Eine Nachbarausfertigung der Baugenehmigung wurde den Antragstellern nicht zur Kenntnis gebracht. Mit Schreiben vom 3. November 2021 bat die Bevollmächtigte der Antragsteller das Landratsamt … um einen Abdruck der Baugenehmigung, ohne dass hierauf eine Antwort erfolgte.
3. Mit Schriftsatz vom 17. November 2021 ließen die Antragsteller durch ihre Bevollmächtigte gegen den Baugenehmigungsbescheid vom 29. September 2021 beim Verwaltungsgericht Würzburg Klage erheben, mit dem Antrag, die Baugenehmigung des Landratsamts … vom 29. September 2021 aufzuheben (W 5 K 21.1483). Sie beantragten in diesem Verfahren weiterhin, die Baugenehmigung vom 29. September 2021 den Antragstellern zur Verfügung zu stellen.
Mit Schriftsatz der Antragstellerbevollmächtigten vom 26. November 2021, eingegangen bei Gericht am gleichen Tag, stellten die Antragsteller im hiesigen Verfahren den Antrag,
die aufschiebende Wirkung der Klage gegen die Baugenehmigung vom 29. September 2021 anzuordnen.
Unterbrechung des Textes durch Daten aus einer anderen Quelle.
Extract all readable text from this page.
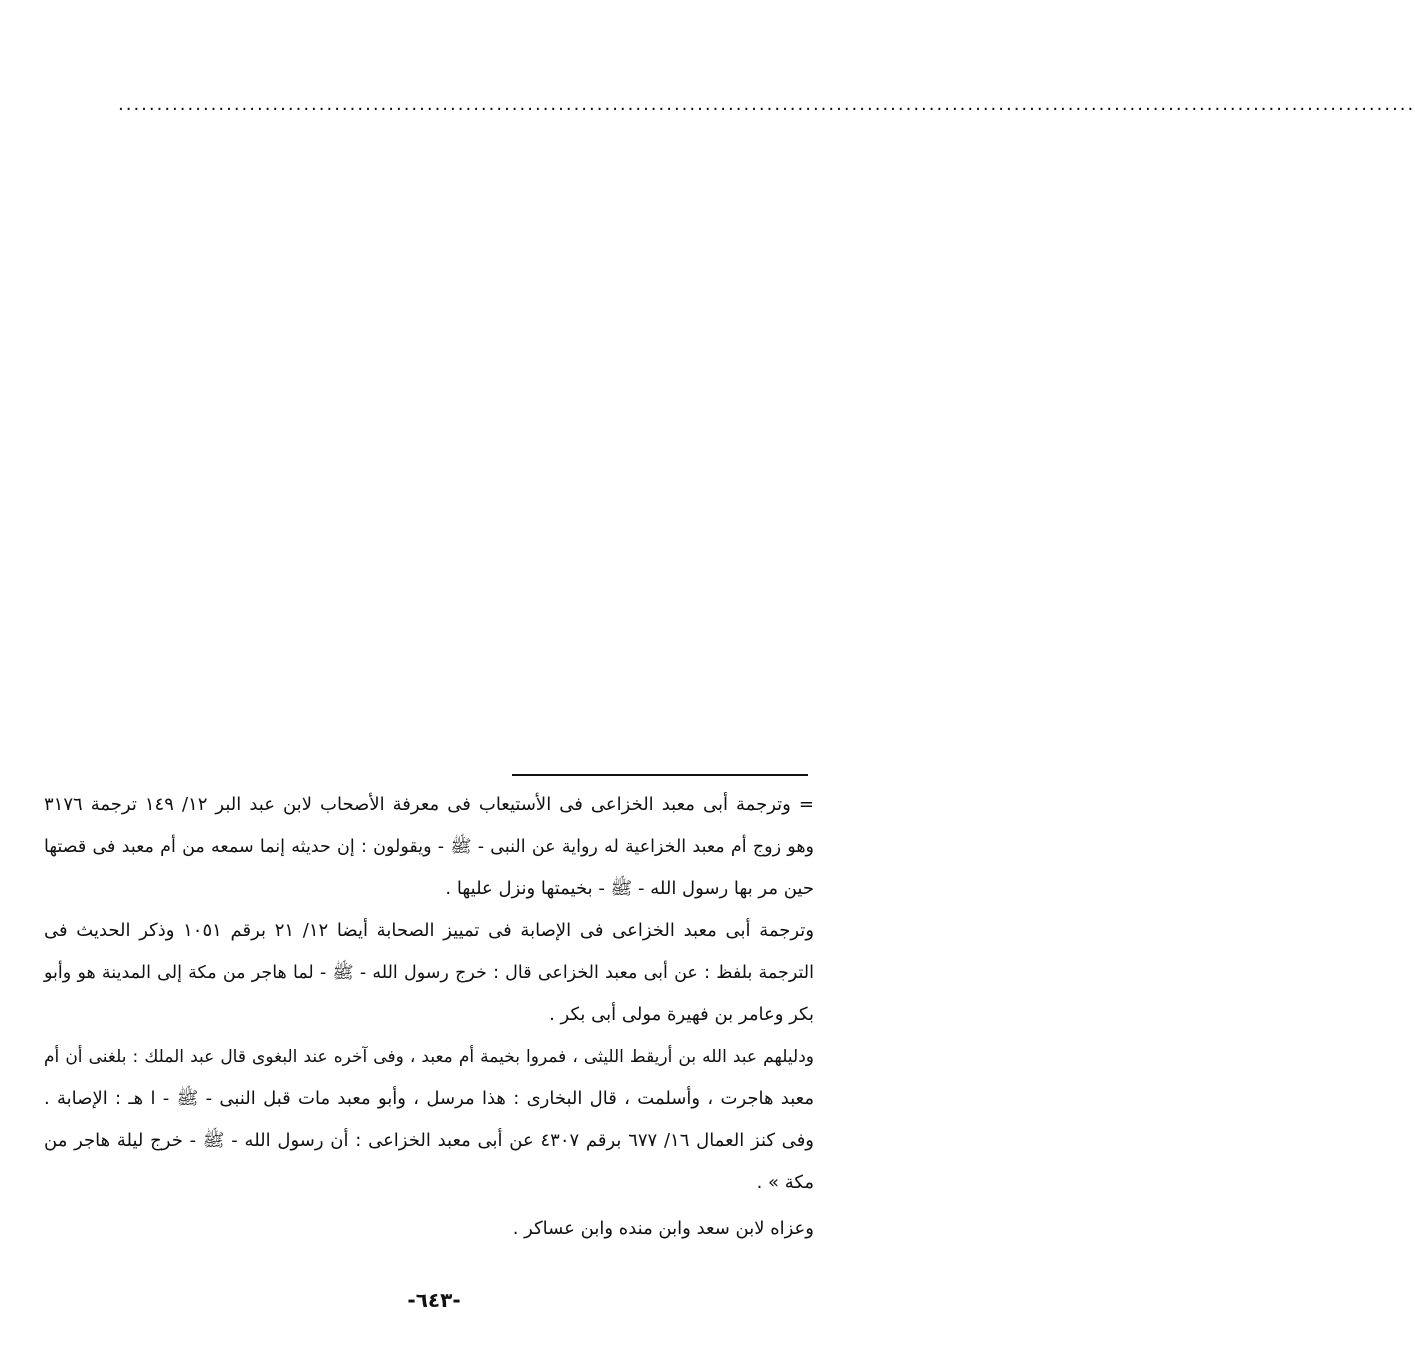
........................................................................................................................................................................
= وترجمة أبى معبد الخزاعى فى الأستيعاب فى معرفة الأصحاب لابن عبد البر ١٢/ ١٤٩ ترجمة ٣١٧٦
وهو زوج أم معبد الخزاعية له رواية عن النبى - ﷺ - ويقولون : إن حديثه إنما سمعه من أم معبد فى قصتها
حين مر بها رسول الله - ﷺ - بخيمتها ونزل عليها .
وترجمة أبى معبد الخزاعى فى الإصابة فى تمييز الصحابة أيضا ١٢/ ٢١ برقم ١٠٥١ وذكر الحديث فى
الترجمة بلفظ : عن أبى معبد الخزاعى قال : خرج رسول الله - ﷺ - لما هاجر من مكة إلى المدينة هو وأبو
بكر وعامر بن فهيرة مولى أبى بكر .
ودليلهم عبد الله بن أريقط الليثى ، فمروا بخيمة أم معبد ، وفى آخره عند البغوى قال عبد الملك : بلغنى أن أم
معبد هاجرت ، وأسلمت ، قال البخارى : هذا مرسل ، وأبو معبد مات قبل النبى - ﷺ - ا هـ : الإصابة .
وفى كنز العمال ١٦/ ٦٧٧ برقم ٤٣٠٧ عن أبى معبد الخزاعى : أن رسول الله - ﷺ - خرج ليلة هاجر من
مكة » .
وعزاه لابن سعد وابن منده وابن عساكر .
-٦٤٣-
Zur Begründung wurde vorgetragen: Die Antragsteller seien Eigentümer des Grundstücks Fl.Nr. …2, das entsprechend dem Bebauungsplan mit einem Einfamilienhaus bebaut sei. Gegenüber ihrem Grundstück liege das Baugrundstück, das von der beigeladenen Bauunternehmung … … mit einem Mehrfamilienhaus mit sechs Wohnungen und sieben Stellplätzen bebaut werden solle. Die genaue Bezeichnung des Bauherrn als GmbH oder ähnlich sei für die Antragsteller nicht erkennbar, da auch das Landratsamt den Bauherrn nur als „… …“ bezeichne. Die Baugenehmigung widerspreche dem Bebauungsplan in vielerlei Hinsicht. Der Charakter des Bebauungsplangebiets werde durch das Bauvorhaben massiv verändert. Die Gemeinde habe ihr Einvernehmen zu den beantragten Abweichungen bzgl. Geschossfläche, Wandhöhe, Vollgeschoss und Kniestock erteilt. Ob noch weitere Abweichungen festzustellen seien, habe nicht geklärt werden können, da sich das Landratsamt geweigert habe, den Antragstellern die Baugenehmigung zur Verfügung zu stellen. Die Antragsteller hätten unbedingt die Baugenehmigung erhalten wollen, um dagegen vorgehen zu können und um den Charakter des Baugebiets zu erhalten. Am 15. November 2021 sei die Bautafel aufgestellt worden. Dadurch hätten die Antragsteller festgestellt, dass die Baugenehmigung vom 29. September 2021 datiere. Es sei verständlich, wenn die Antragsteller am Rechtsstaat zweifelten, wenn sie bewusst hingehalten würden und ihnen Zusagen gemacht würden, die dann nicht eingehalten würden. Mit Schreiben vom 3. November 2021 habe sich die Bevollmächtigte an die Untere Bauaufsichtsbehörde und die Landrätin gewandt und um einen Abdruck der Baugenehmigung gebeten; die Baugenehmigung sei nicht übermittelt worden. Aus diesem Grund sei Klage geboten, damit die Baugenehmigung überhaupt in die Hände der Antragsteller komme. Da die Baugenehmigung nicht bekannt sei, sei der nach § 212a BauGB mögliche Vollzug der Baugenehmigung auszusetzen.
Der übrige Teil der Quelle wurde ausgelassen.